The CEO as Chief Mental Model Officer
The CEO’s role transforms from strategy architect to Chief Mental Model Officer. The game master must become the game’s chief designer. Their most vital responsibility is demonstrating daily—through every decision—that learning trumps “being right,” customer insights outweigh internal assumptions, and adapting based on evidence creates more value than executing predetermined plans.
When a CEO consistently asks “What did we learn about customer value?” rather than “Did we hit our targets?” they signal which thinking patterns the organization should develop. When they celebrate intelligent pivots based on market feedback, they reinforce the adaptability that product success requires. The transformation becomes less about implementing new processes and more about rewiring organizational reflexes.
The AI Provocation
Here’s the uncomfortable question: Would an AI CEO handle your product transformation better than your current executive team?
Most executives recoil from this question. That discomfort is precisely the point.
Consider the cognitive advantages: an AI wouldn’t be psychologically invested in defending past decisions or preserving career-building mental models. It could process customer feedback without the ego involvement that makes human leaders resistant to contradictory data.

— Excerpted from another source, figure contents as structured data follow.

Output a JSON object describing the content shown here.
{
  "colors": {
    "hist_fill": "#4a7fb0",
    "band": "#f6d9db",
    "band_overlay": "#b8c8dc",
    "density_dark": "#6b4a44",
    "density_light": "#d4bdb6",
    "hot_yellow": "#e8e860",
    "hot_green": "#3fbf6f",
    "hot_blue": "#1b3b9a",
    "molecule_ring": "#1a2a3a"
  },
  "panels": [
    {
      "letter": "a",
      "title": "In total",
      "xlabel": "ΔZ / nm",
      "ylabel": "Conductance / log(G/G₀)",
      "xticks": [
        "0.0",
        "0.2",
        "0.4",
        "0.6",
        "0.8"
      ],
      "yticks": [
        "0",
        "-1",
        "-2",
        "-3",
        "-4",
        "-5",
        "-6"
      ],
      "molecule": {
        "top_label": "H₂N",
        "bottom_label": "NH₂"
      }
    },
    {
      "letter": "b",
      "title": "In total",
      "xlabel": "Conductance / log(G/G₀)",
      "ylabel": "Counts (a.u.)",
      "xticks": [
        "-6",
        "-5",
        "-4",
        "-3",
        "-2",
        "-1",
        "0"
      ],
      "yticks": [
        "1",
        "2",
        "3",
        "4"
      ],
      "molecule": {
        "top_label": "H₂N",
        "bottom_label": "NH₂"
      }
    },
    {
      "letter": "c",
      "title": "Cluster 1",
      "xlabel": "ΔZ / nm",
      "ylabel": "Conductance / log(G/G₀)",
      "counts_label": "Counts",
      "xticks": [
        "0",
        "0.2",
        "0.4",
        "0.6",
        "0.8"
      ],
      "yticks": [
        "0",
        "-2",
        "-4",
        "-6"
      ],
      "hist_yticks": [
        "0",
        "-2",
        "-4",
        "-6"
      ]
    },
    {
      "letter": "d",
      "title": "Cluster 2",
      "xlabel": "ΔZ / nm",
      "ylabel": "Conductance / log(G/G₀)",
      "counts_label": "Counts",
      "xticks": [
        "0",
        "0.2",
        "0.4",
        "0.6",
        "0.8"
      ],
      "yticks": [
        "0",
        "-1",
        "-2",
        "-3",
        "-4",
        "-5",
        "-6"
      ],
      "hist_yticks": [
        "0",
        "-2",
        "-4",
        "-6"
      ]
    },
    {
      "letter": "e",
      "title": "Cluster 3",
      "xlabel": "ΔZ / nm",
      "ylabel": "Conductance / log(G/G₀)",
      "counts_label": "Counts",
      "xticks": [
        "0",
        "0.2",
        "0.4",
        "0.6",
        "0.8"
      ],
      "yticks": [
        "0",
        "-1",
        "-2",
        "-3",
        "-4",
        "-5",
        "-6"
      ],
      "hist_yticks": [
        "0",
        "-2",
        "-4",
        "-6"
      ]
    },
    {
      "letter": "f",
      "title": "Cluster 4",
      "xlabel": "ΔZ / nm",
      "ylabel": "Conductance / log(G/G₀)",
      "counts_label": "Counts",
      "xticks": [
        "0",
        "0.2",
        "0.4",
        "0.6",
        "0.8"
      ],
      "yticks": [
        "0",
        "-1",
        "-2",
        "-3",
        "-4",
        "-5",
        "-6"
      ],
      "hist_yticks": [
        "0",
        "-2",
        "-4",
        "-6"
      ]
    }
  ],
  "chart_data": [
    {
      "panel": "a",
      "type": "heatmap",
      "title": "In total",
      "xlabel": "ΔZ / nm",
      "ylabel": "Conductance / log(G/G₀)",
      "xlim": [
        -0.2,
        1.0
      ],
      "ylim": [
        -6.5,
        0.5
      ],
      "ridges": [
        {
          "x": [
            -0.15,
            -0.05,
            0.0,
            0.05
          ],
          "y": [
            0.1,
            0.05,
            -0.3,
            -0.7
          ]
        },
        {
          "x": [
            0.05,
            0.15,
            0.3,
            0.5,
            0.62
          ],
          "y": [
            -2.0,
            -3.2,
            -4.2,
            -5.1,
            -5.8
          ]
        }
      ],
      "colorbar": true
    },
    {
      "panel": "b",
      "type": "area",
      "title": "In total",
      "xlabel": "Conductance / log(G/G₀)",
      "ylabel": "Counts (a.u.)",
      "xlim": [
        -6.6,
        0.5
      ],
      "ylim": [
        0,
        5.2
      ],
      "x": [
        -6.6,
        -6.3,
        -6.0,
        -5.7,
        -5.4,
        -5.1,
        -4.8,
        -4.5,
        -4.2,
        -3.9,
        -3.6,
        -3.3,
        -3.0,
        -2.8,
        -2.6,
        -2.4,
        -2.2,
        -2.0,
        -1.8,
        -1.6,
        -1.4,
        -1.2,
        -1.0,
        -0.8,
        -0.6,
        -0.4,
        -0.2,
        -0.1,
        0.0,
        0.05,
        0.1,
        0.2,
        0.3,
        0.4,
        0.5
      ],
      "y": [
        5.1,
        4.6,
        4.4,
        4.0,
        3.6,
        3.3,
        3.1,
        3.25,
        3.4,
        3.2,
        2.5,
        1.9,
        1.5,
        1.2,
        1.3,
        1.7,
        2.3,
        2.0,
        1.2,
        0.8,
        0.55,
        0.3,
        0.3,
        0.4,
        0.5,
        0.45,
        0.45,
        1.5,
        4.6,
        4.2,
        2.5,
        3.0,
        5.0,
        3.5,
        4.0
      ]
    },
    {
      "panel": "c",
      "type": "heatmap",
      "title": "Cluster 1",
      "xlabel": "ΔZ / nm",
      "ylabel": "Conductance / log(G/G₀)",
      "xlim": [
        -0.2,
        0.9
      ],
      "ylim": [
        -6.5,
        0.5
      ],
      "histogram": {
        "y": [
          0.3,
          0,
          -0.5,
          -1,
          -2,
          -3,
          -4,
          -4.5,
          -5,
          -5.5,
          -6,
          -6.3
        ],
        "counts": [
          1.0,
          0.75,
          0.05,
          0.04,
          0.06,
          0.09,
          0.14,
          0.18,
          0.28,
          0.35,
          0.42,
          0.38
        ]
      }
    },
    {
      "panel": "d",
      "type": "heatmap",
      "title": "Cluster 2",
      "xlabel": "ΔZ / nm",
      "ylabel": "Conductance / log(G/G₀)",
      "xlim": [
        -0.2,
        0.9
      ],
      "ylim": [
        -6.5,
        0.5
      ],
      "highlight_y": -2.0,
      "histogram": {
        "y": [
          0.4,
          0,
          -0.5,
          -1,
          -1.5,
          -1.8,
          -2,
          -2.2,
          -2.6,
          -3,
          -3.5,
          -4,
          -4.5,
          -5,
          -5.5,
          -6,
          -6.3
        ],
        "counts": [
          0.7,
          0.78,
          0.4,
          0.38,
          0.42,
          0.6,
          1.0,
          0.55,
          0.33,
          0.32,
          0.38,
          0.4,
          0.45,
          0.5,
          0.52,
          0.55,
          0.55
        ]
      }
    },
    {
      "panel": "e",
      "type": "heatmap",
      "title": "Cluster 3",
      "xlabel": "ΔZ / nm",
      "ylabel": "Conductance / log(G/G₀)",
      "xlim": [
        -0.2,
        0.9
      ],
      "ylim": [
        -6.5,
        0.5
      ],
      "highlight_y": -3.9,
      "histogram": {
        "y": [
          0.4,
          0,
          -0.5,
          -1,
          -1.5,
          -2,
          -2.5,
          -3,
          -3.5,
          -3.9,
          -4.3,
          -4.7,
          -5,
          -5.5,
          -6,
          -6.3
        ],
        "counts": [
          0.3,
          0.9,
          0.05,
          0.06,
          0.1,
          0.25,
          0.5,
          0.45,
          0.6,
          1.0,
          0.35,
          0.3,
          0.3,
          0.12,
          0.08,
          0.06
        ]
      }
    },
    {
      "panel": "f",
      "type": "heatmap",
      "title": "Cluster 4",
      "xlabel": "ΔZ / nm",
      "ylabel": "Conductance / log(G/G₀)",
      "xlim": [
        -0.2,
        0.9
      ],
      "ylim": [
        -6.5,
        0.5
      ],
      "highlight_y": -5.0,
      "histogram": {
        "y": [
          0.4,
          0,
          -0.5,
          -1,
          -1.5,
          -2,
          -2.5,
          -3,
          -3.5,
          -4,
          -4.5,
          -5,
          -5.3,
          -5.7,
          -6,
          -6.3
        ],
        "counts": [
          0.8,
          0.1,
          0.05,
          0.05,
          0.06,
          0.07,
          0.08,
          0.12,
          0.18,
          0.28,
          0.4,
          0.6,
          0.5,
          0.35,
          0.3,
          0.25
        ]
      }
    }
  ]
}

It might naturally optimize for long-term customer value rather than short-term metrics protecting leadership credibility.
The provocation isn’t about replacing leaders—it’s about exposing the baggage we choose to carry.
If an AI can navigate product transformation better, it’s not because of superior intelligence—it’s because it lacks the mental models that currently constrain human leadership. When these frameworks can’t comprehend rapid, data-driven learning, they become the bottleneck for technology transformation itself.
The Transformation Imperative
The AI provocation clarifies what’s at stake. Most product transformations fail because organizations try to change the game while keeping the same game masters.
Real change requires cognitive courage: redistributing authority to wherever expertise lives, shifting metrics from schedule adherence to market impact, and accepting that mental model shifts take years—not quarters. If a PM best understands the customer, they—not a steering committee—should hold the budget. Customer-facing teams should modify features based on direct feedback. Domain experts should make architectural decisions. Success means moving the needle, not hitting the timeline.
While technical skills transfer quickly, the mental model shifts for authentic product leadership often take years. Organizations must develop current executives’ cognitive capabilities or bring in leadership already steeped in product thinking.
The game is already changing.
The only question is whether today’s leaders will architect the new game—or become relics of the old one.